Hyatt is significant not only because it applies McKennon to a wrongful termination action based upon California common law, but because it follows Cooper – a pre–McKennon decision – and finds that wrongful termination in violation of public policy is at least as "serious" a "problem" as resume fraud. It also emphasizes the flexibility of the after–acquired evidence doctrine under California law, by predicting that the California Supreme Court would make a "fact–specific inquiry" to determine the applicability of McKennon in every case. In addition, Hyatt is rather demanding of employers who seek shelter under the after–acquired evidence theory, requiring them to raise the argument in a timely fashion with an adequate factual basis, on pain of waiver. At the same time, the opinion is of limited use in analyzing the ramifications of the after–acquired evidence doctrine, because the court never disclosed the nature of the employee's misrepresentations. This lack of analysis stands in marked contrast to the opinion in Camp, where the prejudice to the employer from the misrepresentations was a principal focus of the court's analysis and, ultimately, the reason why it found the employer could avoid liability.

he handful of post–McKennon cases decided by the California Courts of Appeal and the Ninth Circuit signal the continued importance of focusing on the materiality of the employee's misconduct to his or her qualifications for the position and the impact that the misconduct – had it been discovered during employment – would have had in the workplace. In all likelihood, the Ninth Circuit in Hyatt correctly predicted how California courts will approach the issue: The result will be a fact–specific inquiry in every case. Camp also indicates a streak of independence, demonstrating that McKennon's seemingly outright ban on using after–acquired evidence as a complete defense will not always be the rule in this state.

While no pattern or trend in California's case law has yet developed, after–acquired evidence may still be urged – consistent with Camp – as a complete defense to a wrongful termination claim in cases involving significant misconduct that goes directly to the employee's qualifications.

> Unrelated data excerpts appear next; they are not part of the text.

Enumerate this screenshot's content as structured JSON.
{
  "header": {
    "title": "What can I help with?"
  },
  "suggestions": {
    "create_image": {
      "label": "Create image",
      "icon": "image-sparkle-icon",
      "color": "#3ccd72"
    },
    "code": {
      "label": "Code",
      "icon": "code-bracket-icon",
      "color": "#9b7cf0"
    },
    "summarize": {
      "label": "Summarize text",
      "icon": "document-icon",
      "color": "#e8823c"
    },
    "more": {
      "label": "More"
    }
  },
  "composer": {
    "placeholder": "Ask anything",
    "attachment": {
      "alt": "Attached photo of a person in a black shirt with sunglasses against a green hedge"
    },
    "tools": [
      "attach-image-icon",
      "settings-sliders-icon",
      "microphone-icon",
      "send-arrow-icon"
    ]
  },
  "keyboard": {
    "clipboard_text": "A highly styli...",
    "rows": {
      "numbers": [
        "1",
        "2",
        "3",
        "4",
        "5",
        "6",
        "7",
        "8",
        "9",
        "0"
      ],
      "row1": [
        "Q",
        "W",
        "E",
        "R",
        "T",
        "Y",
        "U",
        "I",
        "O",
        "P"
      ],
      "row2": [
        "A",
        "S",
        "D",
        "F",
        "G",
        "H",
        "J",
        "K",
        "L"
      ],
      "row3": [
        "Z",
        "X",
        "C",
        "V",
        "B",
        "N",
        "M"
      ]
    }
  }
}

At the very least – consistent with McKennon – after–acquired evidence, if material, should affect the scope of the remedy that a plaintiff might recover in a wrongful termination or discrimination case.

In federal court, on the other hand, the outcome likely will depend on the nature of the case or controversy. Consistent with Hyatt, for diversity cases brought under California common law or the Fair Employment and Housing Act, relevant after–acquired evidence should have the same force and effect as it would in a California court. On the other hand, if the case is brought under the federal discrimination statutes, the impact of relevant after–acquired evidence – consistent with McKennon – will in most cases probably limit only the plaintiff's available remedies.